Lessons from 2 Million Machine Learning Models on Kaggle
Lessons from Kaggle competitions, including why XG Boosting is the top method for structured problems, Neural Networks and deep learning dominate unstructured problems (visuals, text, sound), and 2 types of problems for which Kaggle is suitable.
By Vasyl Harasymiv, Senior Data Scientist at GrubHub.
Here is a summary of Anthony Goldbloom presentation at the Data Science Chicago Meetup, Nov 2 2015.

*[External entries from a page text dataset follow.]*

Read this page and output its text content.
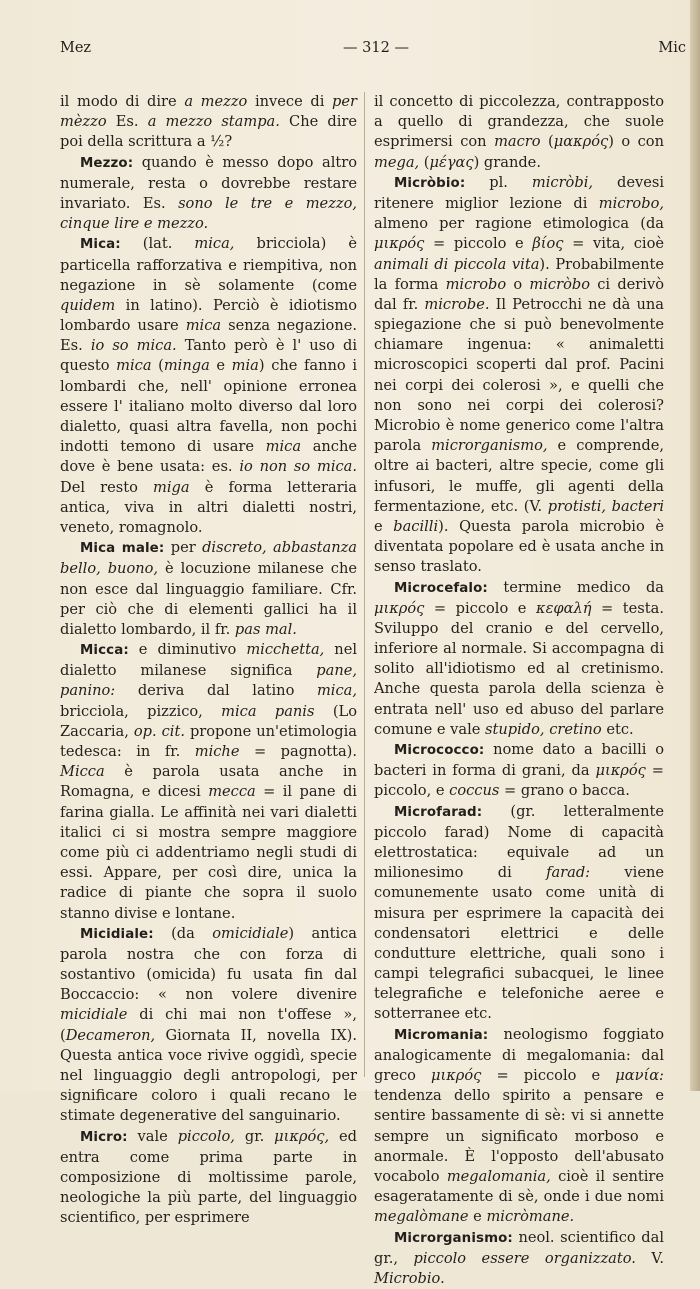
Mez	— 312 —	Mic

il modo di dire a mezzo invece di per mèzzo Es. a mezzo stampa. Che dire poi della scrittura a ½?

Mezzo: quando è messo dopo altro numerale, resta o dovrebbe restare invariato. Es. sono le tre e mezzo, cinque lire e mezzo.

Mica: (lat. mica, bricciola) è particella rafforzativa e riempitiva, non negazione in sè solamente (come quidem in latino). Perciò è idiotismo lombardo usare mica senza negazione. Es. io so mica. Tanto però è l' uso di questo mica (minga e mia) che fanno i lombardi che, nell' opinione erronea essere l' italiano molto diverso dal loro dialetto, quasi altra favella, non pochi indotti temono di usare mica anche dove è bene usata: es. io non so mica. Del resto miga è forma letteraria antica, viva in altri dialetti nostri, veneto, romagnolo.

Mica male: per discreto, abbastanza bello, buono, è locuzione milanese che non esce dal linguaggio familiare. Cfr. per ciò che di elementi gallici ha il dialetto lombardo, il fr. pas mal.

Micca: e diminutivo micchetta, nel dialetto milanese significa pane, panino: deriva dal latino mica, bricciola, pizzico, mica panis (Lo Zaccaria, op. cit. propone un'etimologia tedesca: in fr. miche = pagnotta). Micca è parola usata anche in Romagna, e dicesi mecca = il pane di farina gialla. Le affinità nei vari dialetti italici ci si mostra sempre maggiore come più ci addentriamo negli studi di essi. Appare, per così dire, unica la radice di piante che sopra il suolo stanno divise e lontane.

Micidiale: (da omicidiale) antica parola nostra che con forza di sostantivo (omicida) fu usata fin dal Boccaccio: « non volere divenire micidiale di chi mai non t'offese », (Decameron, Giornata II, novella IX). Questa antica voce rivive oggidì, specie nel linguaggio degli antropologi, per significare coloro i quali recano le stimate degenerative del sanguinario.

Micro: vale piccolo, gr. μικρός, ed entra come prima parte in composizione di moltissime parole, neologiche la più parte, del linguaggio scientifico, per esprimere

il concetto di piccolezza, contrapposto a quello di grandezza, che suole esprimersi con macro (μακρός) o con mega, (μέγας) grande.

Micròbio: pl. micròbi, devesi ritenere miglior lezione di microbo, almeno per ragione etimologica (da μικρός = piccolo e βίος = vita, cioè animali di piccola vita). Probabilmente la forma microbo o micròbo ci derivò dal fr. microbe. Il Petrocchi ne dà una spiegazione che si può benevolmente chiamare ingenua: « animaletti microscopici scoperti dal prof. Pacini nei corpi dei colerosi », e quelli che non sono nei corpi dei colerosi? Microbio è nome generico come l'altra parola microrganismo, e comprende, oltre ai bacteri, altre specie, come gli infusori, le muffe, gli agenti della fermentazione, etc. (V. protisti, bacteri e bacilli). Questa parola microbio è diventata popolare ed è usata anche in senso traslato.

Microcefalo: termine medico da μικρός = piccolo e κεφαλή = testa. Sviluppo del cranio e del cervello, inferiore al normale. Si accompagna di solito all'idiotismo ed al cretinismo. Anche questa parola della scienza è entrata nell' uso ed abuso del parlare comune e vale stupido, cretino etc.

Micrococco: nome dato a bacilli o bacteri in forma di grani, da μικρός = piccolo, e coccus = grano o bacca.

Microfarad: (gr. letteralmente piccolo farad) Nome di capacità elettrostatica: equivale ad un milionesimo di farad: viene comunemente usato come unità di misura per esprimere la capacità dei condensatori elettrici e delle condutture elettriche, quali sono i campi telegrafici subacquei, le linee telegrafiche e telefoniche aeree e sotterranee etc.

Micromania: neologismo foggiato analogicamente di megalomania: dal greco μικρός = piccolo e μανία: tendenza dello spirito a pensare e sentire bassamente di sè: vi si annette sempre un significato morboso e anormale. È l'opposto dell'abusato vocabolo megalomania, cioè il sentire esageratamente di sè, onde i due nomi megalòmane e micròmane.

Microrganismo: neol. scientifico dal gr., piccolo essere organizzato. V. Microbio.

Nice to see Anthony coming from financial statistics/econometrics (he mentioned his first job was with the Reserve Bank of Australia). Some interesting points mentioned:
- XG Boosting is the engine of choice for structured problems (where feature manufacturing is the key). Now available as python package. Behind XG are the typical suspects - Random Forest and Gradient Boosted Trees. However, hyper parameter tuning is only the few % accuracy points improvement on top, the major breakthroughs in predictive power come from feature manufacturing;
- Feature manufacturing for structured problems is the key process (or otherwise random permutation of features to find most predictive/telling combination) either by iteratively trying various approaches (as do thousands of individual contributions to Kaggle.com competition) or in an automatic fashion (as done by DataRobot. BTW, DataRobot is based partially in Boston and partially in Ukraine). Some Amazon engineers who attended from Seattle commented they are building a platform which would iteratively try to permute features to randomly (aka "genetic algorithm" fashion) find best features for structured problems, too;
- For unstructured problems (visuals, text, sound) - Neural Networks run the show (and their deep learning - auto feature extracting - and variants of those). Great example was application of NN to Diabetic Retinopathy problem at Kaggle.com which surpassed in accuracy commercially available products;
- Kaggle.com is really suitable for two types of problems:
- A problem solved now for which a more accurate solution is highly desirable - any fraction % accuracy turns into millions of $ (e.g. loan default rate prediction) or
- Problems which were never tackled by machine learning in order to see if ML can help solve them (e.g. EEG readings to predict epilepsy);
- Don't expect data scientists to perform best in the office! Anthony mentioned his first successful 24h data science hackathon when his senior was guiding him 5 min, coding himself for 15 min and then playing basketball for 40 min each hour. Personally, I find walking, gardening and running are great creativity boosters. How will you work tomorrow? :)